Saturday 1 December 2007

Mirrored, Tonto, Battles

Since I've been at University I've been going through a complete music dead zone. I don't have a computer, and the CD player in my Hi-Fi broke long ago.

However, I do have three CDs that I took with me (literally, five minutes before I was set to go, I realised I didn't have any music to take with me, so I grabbed the first CDs I could find). Two of these have since gone missing, and I don't listen to the remaining one I have. But, before it sprouted little chromatic-reflecting silicone legs and sauntered off down the hall, Mirrored by Battles was my favorite.

Tonto, the fourth track. It is a prime example of why Battles are such a special band at the moment; the slow start and wavey parralels with the seperate instruments that don't quite slot in around each other, with a innocent tambourine pretending to keep time in the background. Then, forty-odd seconds in, the drums start, and it dovetails into music, and not just noise.

The percussion on Mirrored is probably the most important contribution to the album.

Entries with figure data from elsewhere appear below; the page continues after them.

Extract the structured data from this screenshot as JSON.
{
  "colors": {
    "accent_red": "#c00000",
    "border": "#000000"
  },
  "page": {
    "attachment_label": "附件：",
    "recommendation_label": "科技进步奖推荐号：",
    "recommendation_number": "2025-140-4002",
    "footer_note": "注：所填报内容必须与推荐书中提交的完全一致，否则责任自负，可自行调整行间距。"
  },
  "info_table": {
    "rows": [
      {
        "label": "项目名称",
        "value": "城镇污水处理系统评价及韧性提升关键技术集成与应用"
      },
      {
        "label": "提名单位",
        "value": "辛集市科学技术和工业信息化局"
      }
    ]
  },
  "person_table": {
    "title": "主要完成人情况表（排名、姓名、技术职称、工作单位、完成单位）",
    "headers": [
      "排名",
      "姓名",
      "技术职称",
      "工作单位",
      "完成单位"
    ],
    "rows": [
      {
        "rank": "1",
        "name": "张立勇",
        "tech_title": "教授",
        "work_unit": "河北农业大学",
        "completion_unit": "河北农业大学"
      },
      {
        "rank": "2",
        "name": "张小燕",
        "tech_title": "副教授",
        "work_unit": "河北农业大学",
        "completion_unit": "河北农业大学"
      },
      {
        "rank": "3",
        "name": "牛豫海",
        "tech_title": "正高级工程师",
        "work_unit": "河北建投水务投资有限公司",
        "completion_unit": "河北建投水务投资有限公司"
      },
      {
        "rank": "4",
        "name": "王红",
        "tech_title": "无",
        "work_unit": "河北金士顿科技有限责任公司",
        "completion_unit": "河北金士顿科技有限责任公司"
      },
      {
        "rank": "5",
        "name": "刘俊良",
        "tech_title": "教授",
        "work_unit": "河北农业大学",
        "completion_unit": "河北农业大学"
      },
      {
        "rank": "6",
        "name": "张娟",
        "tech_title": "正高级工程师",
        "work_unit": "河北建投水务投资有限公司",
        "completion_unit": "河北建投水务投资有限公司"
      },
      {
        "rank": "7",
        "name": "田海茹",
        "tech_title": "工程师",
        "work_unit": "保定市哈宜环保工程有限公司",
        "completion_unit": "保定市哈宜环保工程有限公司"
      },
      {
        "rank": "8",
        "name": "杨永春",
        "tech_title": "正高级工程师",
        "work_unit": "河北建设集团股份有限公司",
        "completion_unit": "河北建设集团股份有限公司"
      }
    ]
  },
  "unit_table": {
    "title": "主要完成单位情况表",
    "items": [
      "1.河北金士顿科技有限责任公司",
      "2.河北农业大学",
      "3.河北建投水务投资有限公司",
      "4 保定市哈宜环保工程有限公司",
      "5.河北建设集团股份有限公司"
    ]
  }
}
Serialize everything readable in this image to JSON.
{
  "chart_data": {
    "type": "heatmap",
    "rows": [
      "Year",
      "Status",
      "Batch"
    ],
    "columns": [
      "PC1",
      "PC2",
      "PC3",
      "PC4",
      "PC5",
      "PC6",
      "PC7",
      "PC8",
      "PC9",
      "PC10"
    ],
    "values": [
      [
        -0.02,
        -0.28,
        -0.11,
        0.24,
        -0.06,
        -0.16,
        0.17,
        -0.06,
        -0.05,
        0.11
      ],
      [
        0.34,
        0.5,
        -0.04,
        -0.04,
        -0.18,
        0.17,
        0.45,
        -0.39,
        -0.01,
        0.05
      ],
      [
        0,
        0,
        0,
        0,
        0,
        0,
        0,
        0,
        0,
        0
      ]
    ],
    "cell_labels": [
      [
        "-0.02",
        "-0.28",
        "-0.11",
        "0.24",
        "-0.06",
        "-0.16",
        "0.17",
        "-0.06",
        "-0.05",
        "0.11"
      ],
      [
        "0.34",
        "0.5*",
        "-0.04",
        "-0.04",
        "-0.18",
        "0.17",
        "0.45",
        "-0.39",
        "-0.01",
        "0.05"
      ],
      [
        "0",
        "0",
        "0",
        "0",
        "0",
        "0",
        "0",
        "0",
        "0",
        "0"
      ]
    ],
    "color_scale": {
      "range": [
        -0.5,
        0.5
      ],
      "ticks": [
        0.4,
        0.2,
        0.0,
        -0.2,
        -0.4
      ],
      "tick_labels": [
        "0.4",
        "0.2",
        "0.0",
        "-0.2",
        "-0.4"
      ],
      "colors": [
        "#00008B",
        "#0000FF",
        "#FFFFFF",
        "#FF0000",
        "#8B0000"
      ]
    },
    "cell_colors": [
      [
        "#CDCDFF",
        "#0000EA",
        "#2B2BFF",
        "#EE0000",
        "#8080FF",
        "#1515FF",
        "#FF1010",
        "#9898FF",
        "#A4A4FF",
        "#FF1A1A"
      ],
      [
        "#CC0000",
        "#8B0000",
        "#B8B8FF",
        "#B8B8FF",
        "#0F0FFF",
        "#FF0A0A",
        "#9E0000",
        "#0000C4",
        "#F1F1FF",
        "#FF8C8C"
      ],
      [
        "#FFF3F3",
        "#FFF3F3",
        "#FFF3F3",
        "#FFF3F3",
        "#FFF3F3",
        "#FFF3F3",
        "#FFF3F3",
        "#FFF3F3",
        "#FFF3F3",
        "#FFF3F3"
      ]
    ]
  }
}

Battles should be one of the most important bands at the moment, for their complete tangent to the majority of the music that's on the shelves, notably for three things: the drums' synergy with the rest of the instruments, the use of vocals as an instrument and not as a lyrical-delivery device, and lastly, the sheer force of Battles' music.

Mirrored is worth a listen, because it's approaching something very new, when there's so little that is.

Wednesday 28 November 2007

Full Circle

I like Bungie because they make you work for the plot. Halo 3 hides the groundwork of the unanswered questions throughout the game, in the terminals that are so reminicient of Bungie's other opus, Marathon.

It's very Marathon, is Halo. The level "Cortana" is designed such to trap the Marathonite into thinking that the eponymous character has gone down that same hole Durandal went down. The first segment is named "Rampancy", the utterances in the interludes between the violence illustrate verbatim those three stages. However, to know that, you'd have had to have played Marathon, and paid attention to the Terminals in that, too. Which I'm not so sure many people did.

You can't appreciate Halo without Marathon. Marathon was the forerunner (heh) to the modern videogaming tradition, under the guise of the shooter. Doom was there first, but Marathon brought so much more. Existentialism through emotionally expanding AI, the tripartite division of the soul, and other high culture.

Halo is Marathon for the console generation. This doesn't mean it's "bad", just not as good.

S/Cooke

Introductions

This will be the new log. I will write in it, regularly. Since the other was compromised, this one will serve as a new hub of my thoughts.